Her military career only lasted until she was 20 when she was gravely wounded in 1948 during the Israeli War of Independence. A cannon ball exploded in the house where she was living with other students. Three students were killed, several others were injured including Ruth who almost lost her legs. She would eventually recuperate and move to Paris where she began studying psychology. Despite this, Dr. Ruth retains some of her old skills. According to her, she can still load a Sten automatic rifle while being blindfolded in under a minute.
3. Mel Brooks
Today we know him as the creator of some of our favorite parody movies of all time: Spaceballs, Young Frankenstein, Robin Hood: Men in Tights and Blazing Saddles, just to name a few. Before this he was a successful comedian and afterwards he even began staging successful Broadway shows. In other words, he’s done it all when it comes to showbiz but, before that, he also served in World War II.
His military career started early on. He was drafted into the war in 1944 right out of high school. He was then sent to the Virginia Military Institute to receive special training and, soon enough, he was a corporal in the 1104 Engineer Combat Battalion.
As a combat engineer, Brooks specialized in detecting and defusing landmines. He retained this position until the end of the war, time during which Brooks was actively working on the frontlines and even took part in the Battle of the Bulge.
4. Rob Riggle
If the name doesn’t ring a bell immediately, you might recognize Rob as an actor/comedian who appeared in some of the funniest movies of recent times including The Hangover, Talladega Nights, The Other Guys and 21/22 Jump Street. Before this, though, he acquired an extremely impressive 23-year career with the U.S. Marine Corps.
Riggle joined the Marines while he was in college in 1990. His initial intention was to become a Naval Aviator after he obtained his pilot’s license, but he eventually quit flight school in order to focus on comedy. He still remained in the Marine Corps Reserves, however, and he eventually served in Liberia, Kosovo and Afghanistan.
He was still a reserve while he developed his comedy career until 2013 when he officially announced his retirement. By then, he had been active for 23 years and retired as a Lieutenant Colonel.
5. James Doohan
Younger readers might have problems remembering who James Doohan was while even older ones will still remember him just as Scotty from Star Trek. It’s true, he played such an iconic role that it was almost impossible for anyone to think of him as anything else other than the Scottish engineer onboard the Starship Enterprise (which is made even weirder by the fact that Doohan was Canadian). However, his military career is definitely something worth mentioning.
Like Mel Brooks, James Doohan fought in World War II in the Royal Canadian Artillery. What makes Doohan so badass? The fact that his first ever combat mission was a little thing called D-Day. That’s right, when the Allies invaded Normandy, Doohan was right there as a lieutenant in the 3rd Canadian Infantry Division.

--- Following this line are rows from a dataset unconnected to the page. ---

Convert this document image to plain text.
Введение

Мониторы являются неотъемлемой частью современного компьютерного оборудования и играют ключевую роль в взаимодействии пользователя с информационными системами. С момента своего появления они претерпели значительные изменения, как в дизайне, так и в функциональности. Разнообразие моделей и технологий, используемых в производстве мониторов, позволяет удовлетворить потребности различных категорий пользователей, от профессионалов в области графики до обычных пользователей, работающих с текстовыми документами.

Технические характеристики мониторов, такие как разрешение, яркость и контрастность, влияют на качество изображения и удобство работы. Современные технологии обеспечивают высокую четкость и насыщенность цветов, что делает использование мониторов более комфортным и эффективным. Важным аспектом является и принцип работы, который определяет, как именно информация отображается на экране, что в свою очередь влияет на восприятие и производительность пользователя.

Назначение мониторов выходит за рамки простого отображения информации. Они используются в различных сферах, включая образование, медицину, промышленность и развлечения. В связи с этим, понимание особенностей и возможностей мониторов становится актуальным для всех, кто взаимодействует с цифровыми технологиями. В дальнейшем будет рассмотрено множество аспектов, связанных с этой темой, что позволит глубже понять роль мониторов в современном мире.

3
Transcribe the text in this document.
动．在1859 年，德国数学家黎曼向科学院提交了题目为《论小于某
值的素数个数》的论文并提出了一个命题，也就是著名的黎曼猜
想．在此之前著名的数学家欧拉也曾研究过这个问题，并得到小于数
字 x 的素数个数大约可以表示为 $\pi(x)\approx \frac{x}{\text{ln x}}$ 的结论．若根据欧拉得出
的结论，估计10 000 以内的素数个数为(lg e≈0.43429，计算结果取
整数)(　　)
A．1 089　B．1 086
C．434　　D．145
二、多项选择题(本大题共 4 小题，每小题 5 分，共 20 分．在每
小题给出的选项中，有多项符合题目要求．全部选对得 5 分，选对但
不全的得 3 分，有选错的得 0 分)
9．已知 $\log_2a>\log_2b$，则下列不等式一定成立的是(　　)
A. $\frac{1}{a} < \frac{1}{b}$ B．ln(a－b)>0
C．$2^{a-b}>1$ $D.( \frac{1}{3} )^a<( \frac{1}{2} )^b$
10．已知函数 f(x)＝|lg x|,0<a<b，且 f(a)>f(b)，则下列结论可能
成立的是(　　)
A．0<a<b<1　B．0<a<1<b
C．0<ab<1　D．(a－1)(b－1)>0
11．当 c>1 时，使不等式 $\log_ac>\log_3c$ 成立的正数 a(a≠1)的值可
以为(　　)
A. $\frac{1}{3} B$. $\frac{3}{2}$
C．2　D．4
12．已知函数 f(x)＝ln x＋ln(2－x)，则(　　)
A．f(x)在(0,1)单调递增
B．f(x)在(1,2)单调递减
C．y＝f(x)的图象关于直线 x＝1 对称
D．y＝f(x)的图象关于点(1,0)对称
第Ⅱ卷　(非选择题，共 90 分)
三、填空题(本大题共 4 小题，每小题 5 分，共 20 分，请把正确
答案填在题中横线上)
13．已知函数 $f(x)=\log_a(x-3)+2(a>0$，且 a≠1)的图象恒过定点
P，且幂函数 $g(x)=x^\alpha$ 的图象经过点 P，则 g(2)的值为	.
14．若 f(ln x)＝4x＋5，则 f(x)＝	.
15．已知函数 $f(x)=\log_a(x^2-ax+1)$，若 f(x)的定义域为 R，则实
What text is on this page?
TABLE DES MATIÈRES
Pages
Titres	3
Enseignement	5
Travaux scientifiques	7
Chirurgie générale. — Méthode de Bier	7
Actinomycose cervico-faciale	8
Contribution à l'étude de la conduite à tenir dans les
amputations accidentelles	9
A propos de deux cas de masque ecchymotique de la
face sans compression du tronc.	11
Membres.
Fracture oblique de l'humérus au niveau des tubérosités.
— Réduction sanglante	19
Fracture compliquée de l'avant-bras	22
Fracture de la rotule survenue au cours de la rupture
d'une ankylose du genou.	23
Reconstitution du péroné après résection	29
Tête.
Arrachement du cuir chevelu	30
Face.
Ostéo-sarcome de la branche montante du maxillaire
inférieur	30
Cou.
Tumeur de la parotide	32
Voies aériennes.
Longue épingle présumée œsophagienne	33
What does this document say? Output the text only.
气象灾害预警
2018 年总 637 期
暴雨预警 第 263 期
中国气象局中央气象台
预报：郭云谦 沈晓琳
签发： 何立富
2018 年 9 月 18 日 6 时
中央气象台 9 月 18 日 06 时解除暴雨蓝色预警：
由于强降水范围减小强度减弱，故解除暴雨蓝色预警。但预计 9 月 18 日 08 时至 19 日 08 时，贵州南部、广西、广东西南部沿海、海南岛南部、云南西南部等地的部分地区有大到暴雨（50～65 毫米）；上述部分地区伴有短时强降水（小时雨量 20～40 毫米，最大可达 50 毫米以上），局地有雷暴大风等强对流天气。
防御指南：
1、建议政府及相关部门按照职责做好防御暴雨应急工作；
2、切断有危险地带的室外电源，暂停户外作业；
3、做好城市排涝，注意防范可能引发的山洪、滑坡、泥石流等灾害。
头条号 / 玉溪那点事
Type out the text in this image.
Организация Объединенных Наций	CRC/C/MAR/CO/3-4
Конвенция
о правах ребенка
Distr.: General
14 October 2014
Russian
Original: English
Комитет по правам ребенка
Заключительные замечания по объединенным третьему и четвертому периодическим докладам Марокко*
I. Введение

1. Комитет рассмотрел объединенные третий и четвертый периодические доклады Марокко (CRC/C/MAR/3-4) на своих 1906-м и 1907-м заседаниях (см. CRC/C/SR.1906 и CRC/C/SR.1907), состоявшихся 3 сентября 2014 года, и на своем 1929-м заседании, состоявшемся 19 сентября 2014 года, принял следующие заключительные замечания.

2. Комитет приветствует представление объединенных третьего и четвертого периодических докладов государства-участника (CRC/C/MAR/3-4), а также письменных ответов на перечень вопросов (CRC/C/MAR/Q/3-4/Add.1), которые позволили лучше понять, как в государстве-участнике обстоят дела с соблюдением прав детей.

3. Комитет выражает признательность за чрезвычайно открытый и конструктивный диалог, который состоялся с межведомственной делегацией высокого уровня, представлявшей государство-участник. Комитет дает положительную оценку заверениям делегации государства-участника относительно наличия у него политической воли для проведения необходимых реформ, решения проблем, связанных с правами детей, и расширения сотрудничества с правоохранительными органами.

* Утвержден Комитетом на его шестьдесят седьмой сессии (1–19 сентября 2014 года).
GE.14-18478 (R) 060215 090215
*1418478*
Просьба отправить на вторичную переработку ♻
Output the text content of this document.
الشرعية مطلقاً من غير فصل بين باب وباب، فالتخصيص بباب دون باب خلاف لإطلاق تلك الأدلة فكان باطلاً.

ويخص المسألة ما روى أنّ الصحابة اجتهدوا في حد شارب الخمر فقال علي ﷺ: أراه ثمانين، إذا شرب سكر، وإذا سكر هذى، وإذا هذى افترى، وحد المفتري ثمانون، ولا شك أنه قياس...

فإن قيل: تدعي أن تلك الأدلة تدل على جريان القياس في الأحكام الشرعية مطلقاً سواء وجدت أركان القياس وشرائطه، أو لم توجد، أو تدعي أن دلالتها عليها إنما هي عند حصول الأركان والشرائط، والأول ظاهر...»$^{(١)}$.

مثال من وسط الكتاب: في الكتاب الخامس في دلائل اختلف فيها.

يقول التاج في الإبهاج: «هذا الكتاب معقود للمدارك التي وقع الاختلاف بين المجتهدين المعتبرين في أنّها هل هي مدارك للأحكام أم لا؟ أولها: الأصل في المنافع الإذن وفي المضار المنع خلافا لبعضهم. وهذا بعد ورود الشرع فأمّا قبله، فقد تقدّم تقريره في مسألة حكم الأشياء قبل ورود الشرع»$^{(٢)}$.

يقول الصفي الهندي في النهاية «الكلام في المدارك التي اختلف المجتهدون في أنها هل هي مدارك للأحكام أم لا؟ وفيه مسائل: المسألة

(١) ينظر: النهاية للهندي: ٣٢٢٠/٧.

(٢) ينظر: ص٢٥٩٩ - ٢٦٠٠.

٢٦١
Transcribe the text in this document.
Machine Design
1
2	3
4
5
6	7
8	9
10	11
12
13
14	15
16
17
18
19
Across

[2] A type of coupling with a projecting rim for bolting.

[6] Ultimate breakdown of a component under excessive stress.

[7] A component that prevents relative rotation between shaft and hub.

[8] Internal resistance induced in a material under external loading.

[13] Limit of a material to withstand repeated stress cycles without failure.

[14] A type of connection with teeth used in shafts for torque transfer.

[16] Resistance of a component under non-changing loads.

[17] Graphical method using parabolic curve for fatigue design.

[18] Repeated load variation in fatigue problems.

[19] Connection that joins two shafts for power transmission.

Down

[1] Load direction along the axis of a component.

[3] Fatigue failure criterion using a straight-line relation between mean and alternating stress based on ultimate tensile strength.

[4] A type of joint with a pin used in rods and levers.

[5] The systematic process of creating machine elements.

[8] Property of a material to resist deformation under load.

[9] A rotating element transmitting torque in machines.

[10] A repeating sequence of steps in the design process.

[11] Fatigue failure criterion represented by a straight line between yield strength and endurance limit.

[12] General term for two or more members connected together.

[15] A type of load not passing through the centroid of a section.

It gets better. While taking part in D-Day, Doohan was tasked to guide his men through anti-tank mines and he still managed to take out two enemy snipers while doing so. However, in the process, Doohan himself was also shot…six times. Fortunately for him, most of the bullets hit him in the legs and hands. One of them went into his chest but the bullet was actually stopped by a cigarette case. The bullet in his hand was the most problematic because it cost him a finger. This is something that Doohan tried to hide later on as an actor, but you can still catch glimpses of his four-fingered hand if you are quick enough (if you see it and it has five fingers, it’s a hand double).